Both major and minor shareholders will be asked to vote first at an extraordinary general meeting on new amendments to the constitution that primarily concern the appointment of temporary directors and then, at the ordinary general meeting, those whom they consider to be most suitable for the 11 non-executive positions of the Board of Directors.
Bank CEO Ioannis Matsis and CFO Lars Kramer, who are seeking seats on the Board of Directors, are considered to be already elected since they only need to get more positive than negative votes irrespective of whether other candidates get more positive votes.
Beyond that, the remaining 11 positions are contested by both current directors and new candidates. Of the current non-executives, eight are seeking re-election, five of whom are considered independent. They are Stephen John Albutt, Demetrios Efstathiou, Irena Georgiadou, Evripides Polycarpou and Andrew Charles Wynn. Non-independent non-executives seeking re-election are: David Wallen Bonanno (Third Point), Marianna Pantelidou Neophytou (Wargaming) and Kristopher Richard Kraus (Pimco).

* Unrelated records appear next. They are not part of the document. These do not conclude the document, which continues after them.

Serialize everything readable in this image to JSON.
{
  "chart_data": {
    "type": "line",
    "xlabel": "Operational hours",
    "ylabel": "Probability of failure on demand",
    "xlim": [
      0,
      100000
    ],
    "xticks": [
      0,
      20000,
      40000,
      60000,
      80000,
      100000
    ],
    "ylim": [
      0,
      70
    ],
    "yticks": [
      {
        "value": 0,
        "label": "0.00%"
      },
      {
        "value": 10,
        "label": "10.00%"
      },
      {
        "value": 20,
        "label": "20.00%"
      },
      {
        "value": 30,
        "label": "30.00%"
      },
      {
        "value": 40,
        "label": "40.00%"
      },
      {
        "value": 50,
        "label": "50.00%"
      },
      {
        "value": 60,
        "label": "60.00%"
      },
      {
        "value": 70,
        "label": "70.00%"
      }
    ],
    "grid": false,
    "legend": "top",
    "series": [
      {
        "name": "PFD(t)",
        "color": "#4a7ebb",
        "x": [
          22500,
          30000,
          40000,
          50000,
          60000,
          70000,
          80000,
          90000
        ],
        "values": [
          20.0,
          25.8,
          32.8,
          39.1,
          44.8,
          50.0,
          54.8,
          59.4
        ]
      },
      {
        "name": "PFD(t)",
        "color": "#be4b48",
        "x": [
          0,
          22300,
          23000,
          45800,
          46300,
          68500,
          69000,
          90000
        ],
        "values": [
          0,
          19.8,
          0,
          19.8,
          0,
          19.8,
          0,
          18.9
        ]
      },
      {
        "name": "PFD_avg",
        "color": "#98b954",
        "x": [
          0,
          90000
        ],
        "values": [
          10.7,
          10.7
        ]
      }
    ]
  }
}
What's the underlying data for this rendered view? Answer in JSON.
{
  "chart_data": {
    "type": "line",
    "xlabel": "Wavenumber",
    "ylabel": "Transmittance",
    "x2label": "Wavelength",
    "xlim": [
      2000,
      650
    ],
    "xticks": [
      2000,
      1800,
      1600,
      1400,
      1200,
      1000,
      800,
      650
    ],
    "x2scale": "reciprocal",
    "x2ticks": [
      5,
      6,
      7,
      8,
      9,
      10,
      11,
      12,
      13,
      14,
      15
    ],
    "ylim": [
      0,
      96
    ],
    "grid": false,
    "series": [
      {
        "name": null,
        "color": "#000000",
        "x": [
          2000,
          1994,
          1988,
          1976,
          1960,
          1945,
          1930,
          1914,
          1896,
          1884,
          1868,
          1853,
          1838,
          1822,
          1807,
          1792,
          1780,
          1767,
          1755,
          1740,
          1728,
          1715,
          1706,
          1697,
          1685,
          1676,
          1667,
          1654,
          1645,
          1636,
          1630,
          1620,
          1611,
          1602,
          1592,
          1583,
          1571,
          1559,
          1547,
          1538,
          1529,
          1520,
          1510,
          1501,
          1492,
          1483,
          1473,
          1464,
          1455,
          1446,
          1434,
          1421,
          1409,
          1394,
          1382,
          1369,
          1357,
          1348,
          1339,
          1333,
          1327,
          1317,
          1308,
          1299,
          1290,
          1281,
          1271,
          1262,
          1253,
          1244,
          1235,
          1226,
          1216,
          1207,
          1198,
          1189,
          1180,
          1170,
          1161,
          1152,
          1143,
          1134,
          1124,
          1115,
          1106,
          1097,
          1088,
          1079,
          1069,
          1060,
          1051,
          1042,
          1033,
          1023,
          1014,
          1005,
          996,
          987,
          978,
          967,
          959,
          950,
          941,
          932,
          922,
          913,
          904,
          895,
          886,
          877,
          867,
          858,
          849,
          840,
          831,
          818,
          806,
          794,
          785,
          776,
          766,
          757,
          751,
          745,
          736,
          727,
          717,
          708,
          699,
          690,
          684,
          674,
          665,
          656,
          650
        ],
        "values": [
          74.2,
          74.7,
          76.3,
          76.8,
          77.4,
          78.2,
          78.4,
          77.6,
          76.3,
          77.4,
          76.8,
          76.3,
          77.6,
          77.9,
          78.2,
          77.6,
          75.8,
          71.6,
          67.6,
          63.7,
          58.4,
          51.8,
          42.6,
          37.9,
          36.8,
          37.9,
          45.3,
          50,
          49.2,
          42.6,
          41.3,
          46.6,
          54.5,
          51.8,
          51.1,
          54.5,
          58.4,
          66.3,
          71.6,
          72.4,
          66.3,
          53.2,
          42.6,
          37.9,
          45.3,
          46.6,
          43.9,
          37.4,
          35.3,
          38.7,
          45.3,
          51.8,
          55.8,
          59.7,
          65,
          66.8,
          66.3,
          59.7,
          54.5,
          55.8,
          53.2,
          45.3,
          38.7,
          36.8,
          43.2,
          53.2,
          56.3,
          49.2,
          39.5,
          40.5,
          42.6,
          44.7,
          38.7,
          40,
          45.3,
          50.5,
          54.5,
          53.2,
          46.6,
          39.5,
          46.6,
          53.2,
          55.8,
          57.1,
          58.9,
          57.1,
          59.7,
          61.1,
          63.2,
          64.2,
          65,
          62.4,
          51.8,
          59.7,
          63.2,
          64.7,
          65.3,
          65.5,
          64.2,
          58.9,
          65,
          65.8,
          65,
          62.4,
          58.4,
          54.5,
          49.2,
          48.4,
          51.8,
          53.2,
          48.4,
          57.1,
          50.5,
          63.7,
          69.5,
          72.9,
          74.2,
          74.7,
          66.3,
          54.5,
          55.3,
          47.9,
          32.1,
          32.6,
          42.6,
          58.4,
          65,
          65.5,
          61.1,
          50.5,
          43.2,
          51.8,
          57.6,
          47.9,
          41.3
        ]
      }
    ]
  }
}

In addition, eight new persons are seeking non-executive positions, of which seven are independent. They are Zion Bahloul, John Charles Crystal, Marco Comastri, Ioannis Georgoulas, Kyriaki Pylia, Michalis Spanos and Christos Themistocleous. Marios Maratheftis has been nominated as non-independent (Demetra Investment).
The bank’s constitution stipulates that half of the board members, plus one, should be independent. If eventually the board of directors appoints the maximum number of directors, that is 13, then seven of them should be independent.
Informed sources said that in theory, and if there is a gentlemen’s agreement among the bank’s big shareholders, six of the positions will be filled by the two executives and those non-independents representing each major shareholder, namely David Wallen Bonanno (Third Point), Marianna Pantelidou Neofytou (Wargaming), Kristopher Richard Kraus (Pimco) and Marios Maratheftis (Demetra Investment).
The independent directors’ battle and the role of temporary ones
The remaining seven seats on the board will be filled by current directors and new independent candidates, with indications that the majority of seats will be taken by new nominees, even though nothing can be certain.
However, the fact that minutes only before the ordinary general meeting, an extraordinary one will take place to regulate the appointment of temporary directors indicates that the Bank is getting ready for significant changes in the setup of the board of directors. Temporary directors will essentially be selected from current ones who will not be re-elected to fill the positions of newly-elected ones till they get the required approvals from the competent supervisory authorities.
Resolutions to be approved by the shareholders at the extraordinary general meeting before the scheduled one stipulate that first to be nominated as temporary directors will be those candidates who received most of the votes following the 13 newly-elected board members. If the runner ups do not accept temporary seats, the Board is entitled to ask independent members who had been on the Board but did not seek re-election to take part under the status of temporary directors.
Who will preside over?
An issue to arise the day after the general meeting is who will take the post of chairman of the Board of Directors since current President Youssef A. Nasr is not seeking re-election. The chairman of the board should be independent.